Reading the online blurb and letting my mind get carried away shows that perhaps it was my mistake. I read more into a film based on a brief description and imprinted this on my perception of what another different and individual human being created and put on the big screen.

I was ‘cinematically prejudiced’. I like that phrase; must trademark it and use it in an academic paper at some point.

Stacey Passon never made my movie she made her own and, full credit to her, she has put her work into mainstream cinemas when this would have been a more complicated operation a generation ago.

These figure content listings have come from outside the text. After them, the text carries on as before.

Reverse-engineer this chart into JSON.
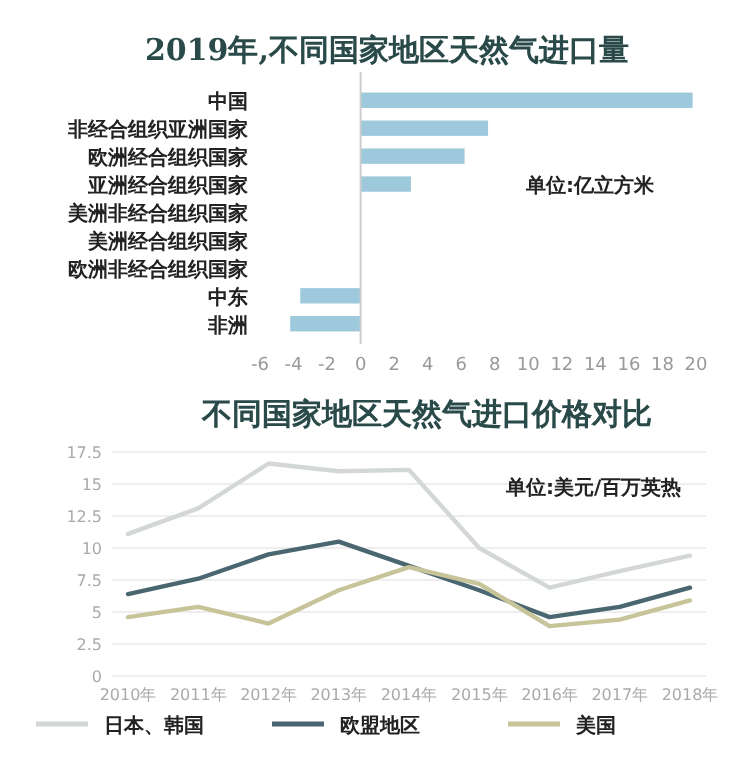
{
  "chart_data": [
    {
      "type": "bar",
      "orientation": "horizontal",
      "title": "2019年,不同国家地区天然气进口量",
      "categories": [
        "中国",
        "非经合组织亚洲国家",
        "欧洲经合组织国家",
        "亚洲经合组织国家",
        "美洲非经合组织国家",
        "美洲经合组织国家",
        "欧洲非经合组织国家",
        "中东",
        "非洲"
      ],
      "values": [
        19.8,
        7.6,
        6.2,
        3.0,
        0,
        0,
        0,
        -3.6,
        -4.2
      ],
      "color": "#9ec9dc",
      "xlim": [
        -6,
        20
      ],
      "xticks": [
        -6,
        -4,
        -2,
        0,
        2,
        4,
        6,
        8,
        10,
        12,
        14,
        16,
        18,
        20
      ],
      "annotations": [
        "单位:亿立方米"
      ]
    },
    {
      "type": "line",
      "title": "不同国家地区天然气进口价格对比",
      "categories": [
        "2010年",
        "2011年",
        "2012年",
        "2013年",
        "2014年",
        "2015年",
        "2016年",
        "2017年",
        "2018年"
      ],
      "series": [
        {
          "name": "日本、韩国",
          "color": "#d4d8d4",
          "values": [
            11.1,
            13.1,
            16.6,
            16.0,
            16.1,
            10.0,
            6.9,
            8.2,
            9.4
          ]
        },
        {
          "name": "欧盟地区",
          "color": "#4a6670",
          "values": [
            6.4,
            7.6,
            9.5,
            10.5,
            8.6,
            6.7,
            4.6,
            5.4,
            6.9
          ]
        },
        {
          "name": "美国",
          "color": "#c8c49a",
          "values": [
            4.6,
            5.4,
            4.1,
            6.7,
            8.5,
            7.2,
            3.9,
            4.4,
            5.9
          ]
        }
      ],
      "ylim": [
        0,
        17.5
      ],
      "yticks": [
        0,
        2.5,
        5,
        7.5,
        10,
        12.5,
        15,
        17.5
      ],
      "grid": "y",
      "legend": "bottom",
      "marker": "none",
      "line_style": "solid",
      "annotations": [
        "单位:美元/百万英热"
      ]
    }
  ]
}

Since then, a plethora of ‘New Queer Cinema’ (as B. Ruby Rich would call it) has pummelled movie audiences of all persuasions helping, with a shift in political and social changes, to change our attitudes toward representations of gays and lesbians in cinema.

So, society’s expectations on movies are broader than my own narrow view. I am stuck in the past.

No one else watching the film was surprised by what is, essentially, a standard and well crafted relationship-in-crisis drama. But I still wanted to be shocked by the scandalous, enraged by such subject matter, to have my blood boil and heart race at the events being depicted.

I felt the sex scenes were stilted and passionless, but maybe they were also normal, healthy sexual relations. A gay man upset about the lack of raunch in a lesbian film? How incredible!

So what’s the solution, how do I manage this longing for perpetual cinematic excellence?

Here it is: until the day arrives when film-makers around the world are able to intuitively produce movies that are exactly in accordance with what I and I alone specifically want to see, and until I pluck up the courage to become the brilliant and equally intuitive film-maker I know I am in my head, I will walk up to any cinema box-office in the world and anticipate that the film I am about to subject my senses to will be the worst and most miserable artistic effort ever created for the silver screen.

So then I will be content? Maybe, but very probably not.